To be nutritionally balanced, your pet arctic fox’s raw diet should have: 75% muscle meat, 10% raw bone that is small enough to chew through-non weight bearing bones are best to keep them from breaking a tooth, 5% offal such as kidney, spleen, brain, etc, 5% liver, and the remaining amount should be fruits and veggies that are safe for pets.
At Exotic Pet Wonderland we feed our arctic foxes a variety of different meats including rabbit, poultry, seafood, goat, lamb, rodents, and eggs of all kinds. We also feed fruits and veggies including broccoli, cauliflower, green beans, carrots, pumpkin, celery, cucumber, squash, sugar snap peas and snow peas, blue berries, strawberries, watermelon, cantaloupe, raspberries, apples being careful to exclude the core and seeds, cherries without the pit, and others that are in season at the time.

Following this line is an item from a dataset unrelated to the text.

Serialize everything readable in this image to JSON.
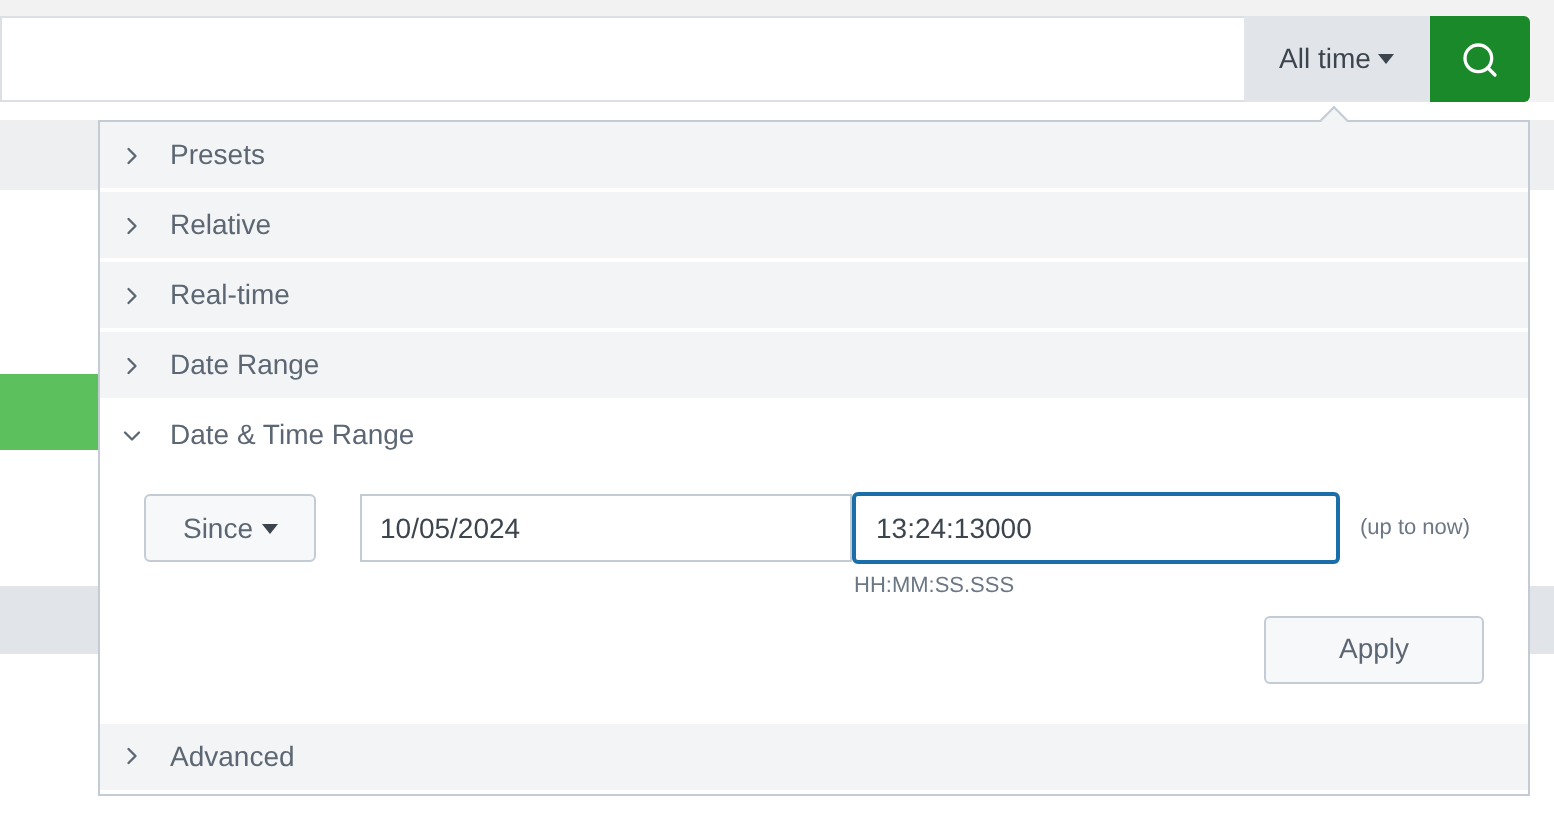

Keep in mind, that while pet arctic foxes do best with raw meat, some meats should be avoided. Meats such as beef and pork are more likely to cause gout in foxes. Both are fattier and cause their organs to work harder, not to mention pork can sometimes be a host to parasites that can be harmful to foxes. Since arctic foxes have the high uric acid levels just like red species do, feeding leaner white meats are better. Other meats such as rats and mice are high in retinol, so while they can be safely fed, be weary on how often or how much they are given of these meats.
One aspect of pet fox ownership people often overlook is vet care. Unlike dogs and cats, a lot of vets won’t treat pet arctic foxes. Most don’t even know enough about arctic foxes to properly care for them. Because of that, not only must you research ahead of time and find a knowledgeable, experienced vet, but to know the basics yourself. This way, you will be able to make sure you confirm with your vet what medications and vaccines they give your pet arctic fox. As arctic foxes are more sensitive to many medications compared to dogs, and fox specific vaccines don’t exist, it’s important to know what vaccines are safe. Unfortunately, many modified or live vaccines can quickly become a death sentence.
Arctic Foxes should be vaccinated at 6-8 weeks with a DAPP vaccine which will protect against canine distemper, canine adenovirus-2, canine parainfluenza, and canine parvovirus. Your fox will have to return to the vet in a few weeks to get their booster shots, and then return annually for this vaccination.
Then, at around 16 weeks, your arctic fox should receive a killed rabies vaccine. Depending on which vaccine it receives, your fox will need to receive another rabies vaccine every one or three years.
The nails on arctic foxes grow much faster than on red foxes and, due to this, your pet arctic fox should have it’s nails trimmed a minimum of every four weeks. Untrimmed nails can cause mobility problems, alter your fox’s gait, lead to arthritis, and result in extremely painful ingrown nails. Trimming your pet fox’s also nails also helps avoid painful and potentially severe health issues that can come from broken nails.
If you are going to keep an arctic fox as a pet, spaying or neutering it is highly recommended. This cuts down on hormonal aggression and excessive spraying. Fixing your arctic fox can be done between four to six months. However, these behaviors will not stop entirely as this is still a wild animal and behaviors like territory marking should still be expected.
For flea and tick prevention in Arctic foxes, monthly application of topical treatments like Revolution and Frontline is recommended.
Ensuring clean bedding, frequent bedding changes, and thorough cleaning of their living area is also crucial to protect your arctic fox against fleas and ticks. Frontline Spray on bedding also helps prevent infestations.